Slow download speed, causes restart of download

Hi

I have a Rpi in Brazil on a super slow connection, it starts downloading some docker images, but never manages to complete due to the supervisor getting restarted.

Is there a way to download the images manually, or prevent the supervisor from doing its healthchecks for some time?

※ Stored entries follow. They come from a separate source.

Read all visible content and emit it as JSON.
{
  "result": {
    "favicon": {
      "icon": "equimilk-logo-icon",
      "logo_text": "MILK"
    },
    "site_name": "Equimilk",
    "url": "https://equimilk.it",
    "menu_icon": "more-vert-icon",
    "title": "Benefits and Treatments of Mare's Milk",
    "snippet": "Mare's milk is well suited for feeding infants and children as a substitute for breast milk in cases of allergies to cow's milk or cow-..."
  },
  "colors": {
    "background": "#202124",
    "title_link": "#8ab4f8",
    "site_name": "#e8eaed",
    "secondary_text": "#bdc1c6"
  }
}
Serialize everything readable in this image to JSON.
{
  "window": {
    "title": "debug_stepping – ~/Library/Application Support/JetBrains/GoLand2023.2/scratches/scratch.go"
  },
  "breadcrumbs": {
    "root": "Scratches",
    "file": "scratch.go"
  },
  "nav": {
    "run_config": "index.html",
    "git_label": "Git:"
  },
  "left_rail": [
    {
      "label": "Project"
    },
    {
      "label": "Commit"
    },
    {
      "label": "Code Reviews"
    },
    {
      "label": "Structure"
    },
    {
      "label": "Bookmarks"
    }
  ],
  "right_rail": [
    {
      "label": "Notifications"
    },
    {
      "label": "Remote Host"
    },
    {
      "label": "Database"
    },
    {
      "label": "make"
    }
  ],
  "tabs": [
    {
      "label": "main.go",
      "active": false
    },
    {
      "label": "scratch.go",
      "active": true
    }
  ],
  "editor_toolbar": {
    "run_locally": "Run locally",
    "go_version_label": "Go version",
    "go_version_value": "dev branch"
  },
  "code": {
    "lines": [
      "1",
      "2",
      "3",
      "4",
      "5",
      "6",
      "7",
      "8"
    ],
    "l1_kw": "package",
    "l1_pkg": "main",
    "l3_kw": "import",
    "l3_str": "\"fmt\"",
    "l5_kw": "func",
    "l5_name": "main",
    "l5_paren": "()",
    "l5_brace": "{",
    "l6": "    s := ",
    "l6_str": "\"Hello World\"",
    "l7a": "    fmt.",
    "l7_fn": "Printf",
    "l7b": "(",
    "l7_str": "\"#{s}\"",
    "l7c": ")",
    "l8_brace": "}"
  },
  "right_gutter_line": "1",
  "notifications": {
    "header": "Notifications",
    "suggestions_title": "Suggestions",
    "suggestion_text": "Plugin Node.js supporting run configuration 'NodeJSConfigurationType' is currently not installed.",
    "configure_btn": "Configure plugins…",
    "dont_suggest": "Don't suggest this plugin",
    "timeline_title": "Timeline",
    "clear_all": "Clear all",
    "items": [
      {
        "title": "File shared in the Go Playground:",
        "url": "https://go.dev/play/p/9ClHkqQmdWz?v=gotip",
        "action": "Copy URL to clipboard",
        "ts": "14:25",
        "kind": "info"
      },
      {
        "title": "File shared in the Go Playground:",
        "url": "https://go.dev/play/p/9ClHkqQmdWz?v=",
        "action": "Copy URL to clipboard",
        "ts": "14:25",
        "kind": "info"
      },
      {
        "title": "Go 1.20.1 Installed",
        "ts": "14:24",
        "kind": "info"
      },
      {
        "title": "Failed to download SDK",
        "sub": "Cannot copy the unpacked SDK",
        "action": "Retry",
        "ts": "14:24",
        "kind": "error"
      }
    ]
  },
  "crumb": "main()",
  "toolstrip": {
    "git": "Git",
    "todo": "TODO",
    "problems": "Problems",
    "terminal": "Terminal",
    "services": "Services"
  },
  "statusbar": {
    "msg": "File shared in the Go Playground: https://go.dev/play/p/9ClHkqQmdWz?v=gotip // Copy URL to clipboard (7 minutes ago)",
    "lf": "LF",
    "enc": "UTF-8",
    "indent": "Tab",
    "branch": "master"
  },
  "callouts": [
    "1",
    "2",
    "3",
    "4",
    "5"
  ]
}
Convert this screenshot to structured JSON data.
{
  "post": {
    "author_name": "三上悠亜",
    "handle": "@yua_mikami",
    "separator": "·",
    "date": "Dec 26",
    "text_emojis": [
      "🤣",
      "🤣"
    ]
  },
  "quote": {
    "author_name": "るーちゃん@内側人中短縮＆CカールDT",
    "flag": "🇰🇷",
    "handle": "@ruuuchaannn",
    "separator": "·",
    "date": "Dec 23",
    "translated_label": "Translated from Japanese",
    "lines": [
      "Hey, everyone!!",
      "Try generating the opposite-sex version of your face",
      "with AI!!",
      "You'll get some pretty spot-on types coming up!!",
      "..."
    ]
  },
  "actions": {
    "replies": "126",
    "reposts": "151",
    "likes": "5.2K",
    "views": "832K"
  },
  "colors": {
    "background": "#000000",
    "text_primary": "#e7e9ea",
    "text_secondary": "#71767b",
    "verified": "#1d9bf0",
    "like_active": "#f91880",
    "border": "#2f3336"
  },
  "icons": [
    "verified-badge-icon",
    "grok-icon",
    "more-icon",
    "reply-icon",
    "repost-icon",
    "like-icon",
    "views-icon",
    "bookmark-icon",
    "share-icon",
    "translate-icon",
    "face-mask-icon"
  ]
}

Hi, thanks for contacting support.
We have an open request to allow for configurable healthcheck timeouts https://github.com/balena-os/meta-balena/issues/1724.
Similar issues were reported in the forums Supervisor keeps restarting during image download. You could try a similar workaround, that is, remounting the root filesystem read-write and modifying the WatchdocTimeout in the resin-supervisor.service, and re-stating the service.
Hope it helps.

Thanks, I was looking at balena-engine and its timeout, but noticed root was RO.

mount -o remount,rw /
vi balena-engine.service
#change WatchdogSec=4000
systemctl daemon-reload
# Docker had completely filled up with failed downloads..
rm -rf /mnt/data/docker
reboot

I would say its not so much a healthcheck timeout increase, but a way to still healthcheck on downloads?

1 Like

Hi @axlrod you are correct you have to remount / as RW in order to edit the services files. Can you clarify your second question?

Well I’m saying that docker image downloads that are clearly progressing shouldn’t cause a Watchdog Trigger on the Balena service, I don’t know how it’s checked, but I assume that is not how it was intended.

Hey.

downloading some docker images

Can you confirm, as it’s not obvious from the thread, that you’re referencing your service images from balenaCloud here?

Correct

hey @axlrod,
yes, the supervisor or balena service shouldn’t restart if a download is in progress. could you provide logs for your device or enable support access and providing the device url ?

[removed uuid]

You have a week of access.

Feel free to test things/redeploy service, bear in mind the watchdog is set to 4000sec on the balena-service atm.

I was checking the device, ran the diagnostics, and it seems that the device is struggling with slow disk writes. I am not sure if that is related to the original issue, but it might point to a corrupted or low-quality SD card, so you might want to have a look at it. Regarding the original issue, what I see in the logs is HTTP 503 status from the API, which might be the reason why the supervisor restarted. Have you witnessed this behavior multiple times, or just this one time?

if the watchdog is at the default setting for timeout, and I push a new version, it will start downloading the images, and fail around 60% because it restarts… it will then restart at 0% again, it will continue to do that until the /mnt/data is full, I’m guessing it doesn’t cleanup properly.

Hi,

Looks like all services are working right now. Looking at the logs, I can see that the kernel killed a couple of its threads due to them hanging. Both threads were in codepaths that, guessing from the stacktrace, were doing some operations on the SD card. This, together with the diagnostics @sradevski referenced above, indicates that the SD card is getting overloaded.

This could very well be the root cause of the supervisor restarting: slow SD card IO while downloading an image (which is IO-intensive) triggering the kernel’s hung task checker. The supervisor would then be killed and restarted, bypassing the watchdog. However, the supervisor hasn’t restarted since the last reboot and all services are already updated, so there are no logs to confirm this hypothesis.

It would be best to replace the SD card (from our experience, the Sandisk Extreme Pro works very well). If that is not possible, you could try increasing the kernel’s hung task timeout: see http://beautifulwork.org/hung_task_timeout_secs-hung-task-timeout/ for an example of how to do that.

Please update us if this solves the issue for you.

oh my issue was solved by remounting / and changing the timeout, the SD card is already a high quality high speed SD card, I think it’s more related to the download speed on that line…

Good to know that it works out for you. Please let us know if you need further support.